Millionen Besucher beim Tag des offenen Denkmals

"Das kulturelle Gedächtnis bewahren"

Millionen Bundesbürger haben am Sonntag den "Tag des offenen Denkmals" genutzt, um historische Baudenkmäler, Parks oder archäologische Stätten anzuschauen. Auch 1.500 Kirchen und kirchliche Bauten waren geöffnet.

Offene Kirchentür / © Marko Rupena (shutterstock)

Der Tag stand in diesem Jahr unter dem Motto "Modern(e): Umbrüche in Kunst und Architektur" und erinnerte insbesondere an die Gründung des Bauhauses vor 100 Jahren. Mehr als 8.000 Stätten in rund 2.500 Städten beteiligten sich an der Aktion, wie die Deutsche Stiftung Denkmalschutz am Sonntag in Bonn mitteilte. Die bundesweite Eröffnung fand in Ulm statt.

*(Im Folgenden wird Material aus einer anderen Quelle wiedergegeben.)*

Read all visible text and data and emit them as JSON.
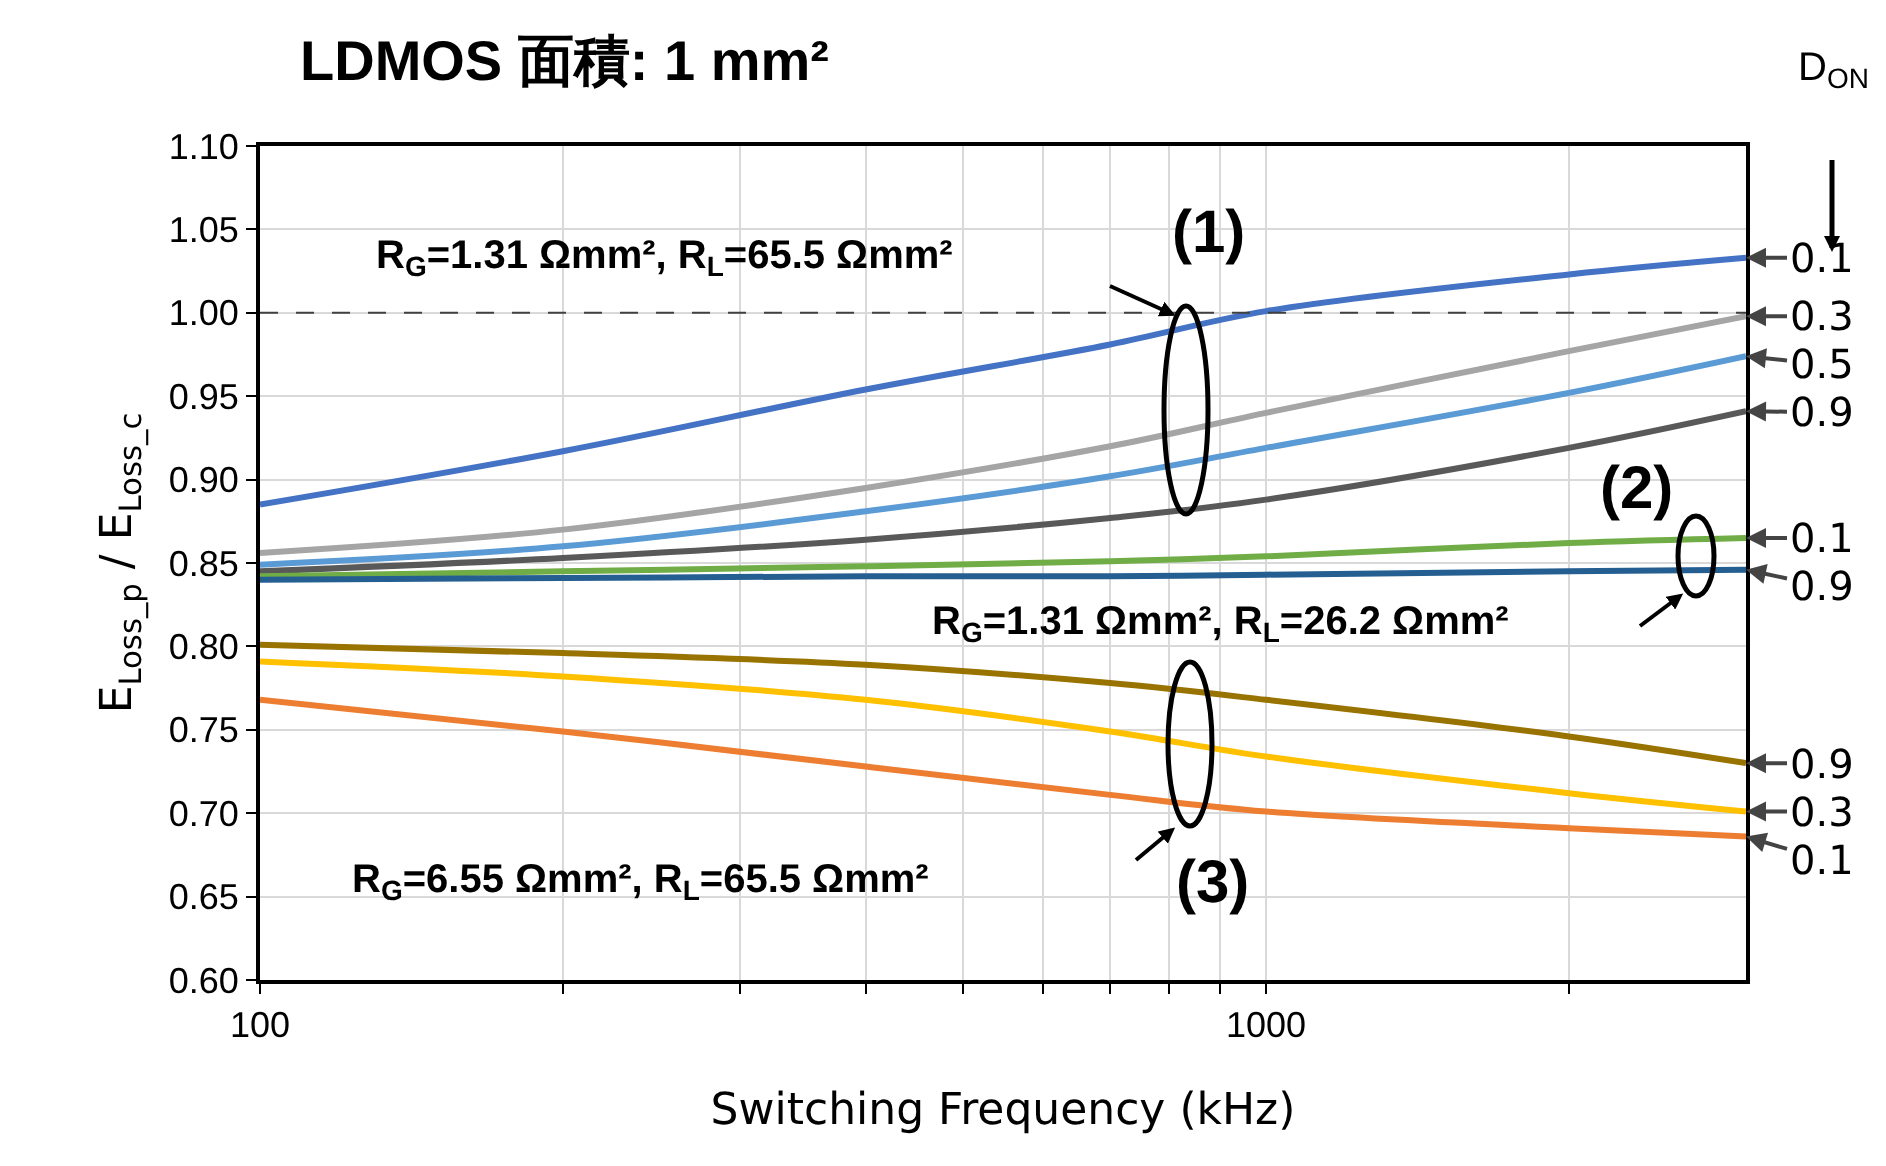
{
  "chart_data": {
    "type": "line",
    "title": "LDMOS 面積: 1 mm²",
    "xlabel": "Switching Frequency (kHz)",
    "ylabel": "E$_{Loss_p}$ / E$_{Loss_c}$",
    "legend_title": "D$_{ON}$",
    "log": "x",
    "grid": true,
    "legend": false,
    "marker": "none",
    "line_style": "solid",
    "xlim": [
      100,
      3000
    ],
    "xticks": [
      100,
      {
        "value": 200,
        "label": null
      },
      {
        "value": 300,
        "label": null
      },
      {
        "value": 400,
        "label": null
      },
      {
        "value": 500,
        "label": null
      },
      {
        "value": 600,
        "label": null
      },
      {
        "value": 700,
        "label": null
      },
      {
        "value": 800,
        "label": null
      },
      {
        "value": 900,
        "label": null
      },
      1000,
      {
        "value": 2000,
        "label": null
      }
    ],
    "ylim": [
      0.6,
      1.1
    ],
    "yticks": [
      {
        "value": 0.6,
        "label": "0.60"
      },
      {
        "value": 0.65,
        "label": "0.65"
      },
      {
        "value": 0.7,
        "label": "0.70"
      },
      {
        "value": 0.75,
        "label": "0.75"
      },
      {
        "value": 0.8,
        "label": "0.80"
      },
      {
        "value": 0.85,
        "label": "0.85"
      },
      {
        "value": 0.9,
        "label": "0.90"
      },
      {
        "value": 0.95,
        "label": "0.95"
      },
      {
        "value": 1.0,
        "label": "1.00"
      },
      {
        "value": 1.05,
        "label": "1.05"
      },
      {
        "value": 1.1,
        "label": "1.10"
      }
    ],
    "x": [
      100,
      200,
      400,
      700,
      1000,
      2000,
      3000
    ],
    "ref_lines": [
      {
        "axis": "y",
        "value": 1.0,
        "color": "#404040",
        "line_style": "dashed"
      }
    ],
    "annotations": [
      "R$_{G}$=1.31 Ωmm², R$_{L}$=65.5 Ωmm²",
      "(1)",
      "(2)",
      "R$_{G}$=1.31 Ωmm², R$_{L}$=26.2 Ωmm²",
      "R$_{G}$=6.55 Ωmm², R$_{L}$=65.5 Ωmm²",
      "(3)"
    ],
    "series": [
      {
        "name": "0.1",
        "color": "#4472c4",
        "values": [
          0.885,
          0.917,
          0.954,
          0.981,
          1.001,
          1.023,
          1.033
        ]
      },
      {
        "name": "0.3",
        "color": "#a5a5a5",
        "values": [
          0.856,
          0.87,
          0.895,
          0.92,
          0.94,
          0.977,
          0.998
        ]
      },
      {
        "name": "0.5",
        "color": "#5b9bd5",
        "values": [
          0.849,
          0.86,
          0.881,
          0.902,
          0.919,
          0.952,
          0.974
        ]
      },
      {
        "name": "0.9",
        "color": "#595959",
        "values": [
          0.845,
          0.853,
          0.864,
          0.877,
          0.888,
          0.919,
          0.941
        ]
      },
      {
        "name": "0.1",
        "color": "#70ad47",
        "values": [
          0.842,
          0.845,
          0.848,
          0.851,
          0.854,
          0.862,
          0.865
        ]
      },
      {
        "name": "0.9",
        "color": "#255e91",
        "values": [
          0.84,
          0.841,
          0.842,
          0.842,
          0.843,
          0.845,
          0.846
        ]
      },
      {
        "name": "0.9",
        "color": "#997300",
        "values": [
          0.801,
          0.796,
          0.789,
          0.778,
          0.768,
          0.746,
          0.73
        ]
      },
      {
        "name": "0.3",
        "color": "#ffc000",
        "values": [
          0.791,
          0.782,
          0.768,
          0.749,
          0.734,
          0.712,
          0.701
        ]
      },
      {
        "name": "0.1",
        "color": "#ed7d31",
        "values": [
          0.768,
          0.749,
          0.728,
          0.711,
          0.701,
          0.691,
          0.686
        ]
      }
    ]
  }
}
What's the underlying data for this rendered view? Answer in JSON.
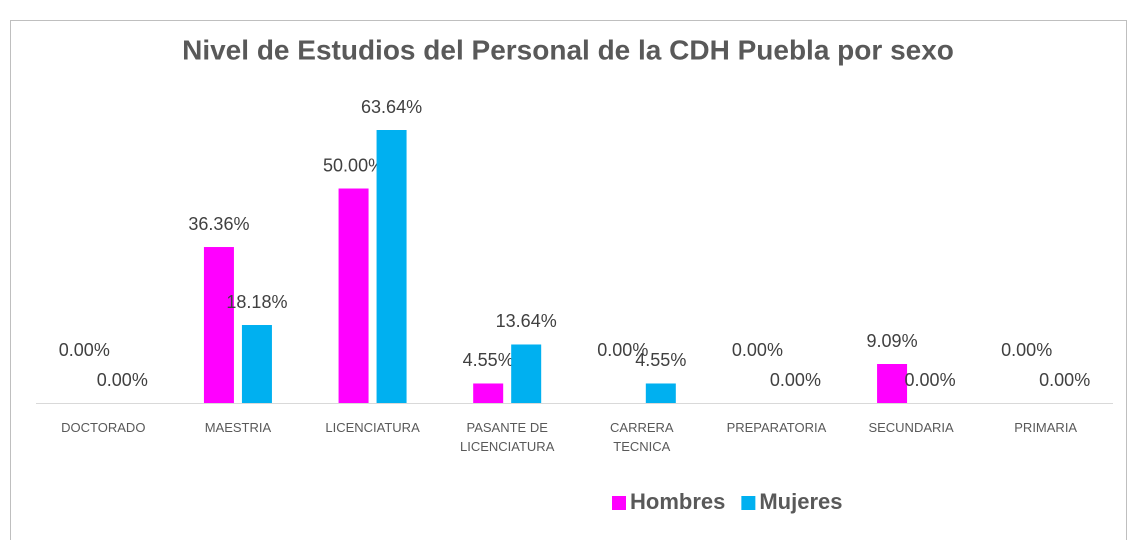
{
  "chart_data": {
    "type": "bar",
    "title": "Nivel de Estudios del Personal de la CDH Puebla por sexo",
    "categories": [
      "DOCTORADO",
      "MAESTRIA",
      "LICENCIATURA",
      "PASANTE DE LICENCIATURA",
      "CARRERA TECNICA",
      "PREPARATORIA",
      "SECUNDARIA",
      "PRIMARIA"
    ],
    "series": [
      {
        "name": "Hombres",
        "color": "#ff00ff",
        "values": [
          0,
          36.36,
          50,
          4.55,
          0,
          0,
          9.09,
          0
        ],
        "value_labels": [
          "0.00%",
          "36.36%",
          "50.00%",
          "4.55%",
          "0.00%",
          "0.00%",
          "9.09%",
          "0.00%"
        ]
      },
      {
        "name": "Mujeres",
        "color": "#00b0f0",
        "values": [
          0,
          18.18,
          63.64,
          13.64,
          4.55,
          0,
          0,
          0
        ],
        "value_labels": [
          "0.00%",
          "18.18%",
          "63.64%",
          "13.64%",
          "4.55%",
          "0.00%",
          "0.00%",
          "0.00%"
        ]
      }
    ],
    "legend": "bottom"
  }
}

"Prägende Kraft für das 20. Jahrhundert"

In Dessau nahm Bundeskanzlerin Angela Merkel (CDU) an der Eröffnung des neuen Bauhausmuseums teil. Für das Museum wurden 28 Millionen Euro investiert. Sie bescheinigte dem Bauhaus eine prägende Kraft für das 20. Jahrhundert.

Die von Walter Gropius 1919 in Weimar gegründete Einrichtung habe allen Menschen Zugang zu Kunst und Design ermöglichen wollen, aber auch die alte Tradition wieder aufgenommen, Handwerk und Kunst zu vereinen. Die erste Ausstellung in dem Museum zeigt auf 1.500 Quadratmetern Fläche unter dem Titel "Versuchsstätte Bauhaus. Die Sammlung" eine Auswahl mehr als 1.000 Exponaten aus der Sammlung der Stiftung Bauhaus Dessau.

Denkmaltag als "Familienfeier"

Der Vorsitzende des Stiftungsrates der Deutschen Stiftung Denkmalschutz, Jörg Haspel, sagte, der seit 1993 begangene Denkmaltag habe sich zu einer "Familienfeier" entwickelt. "Er bietet nicht nur die Möglichkeit, Denkmale, das kulturelle Erbe, kennenzulernen, sondern ist auch eine Chance, dass sich die Denkmalinteressierten gegenseitig kennenlernen. Eine bürgerschaftliche Denkmalbewegung - das ist unser Ziel."

In Ulm wurde erstmals auch der mit 5.000 Euro dotierte Förderpreis "Für deine Stadt - Denkmalschutz leben" der Stiftung Denkmalschutz verliehen. Er ging an den Verein pro ulma für sein vorbildhaftes Engagement bei der Erhaltung von historisch wertvollen Bauwerken in Ulm. Am Sonntag fand in der Donaustadt zum Auftakt ein Open-Air-Fest auf dem Münsterplatz statt. Der Münsterplatz mit dem gotischen Sakralbau und dem Stadthaus des New Yorker Architekten Richard Meier sollte das Motto widerspiegeln.

Laut Deutscher Bischofskonferenz beteiligten sich auch rund 1.500 katholische Kirchen und weitere kirchliche Bauten am Denkmaltag. Teils wurden Sonderprogramme sowie Führungen für Besucher angeboten.

"Kulturelles Gedächtnis"

Unterdessen würdigte Brandenburgs Kulturministerin Martina Münch (SPD) den Tag des offenen Denkmals als wichtigen Beitrag zum Erhalt des Kulturerbes im Land. Schlösser, Parks, Kirchengebäude, alte Industrieanlagen, aufgegebene Ölmühlen, frühere Brauereien und archäologische Stätten seien "unser kulturelles Gedächtnis, das es zu bewahren gilt".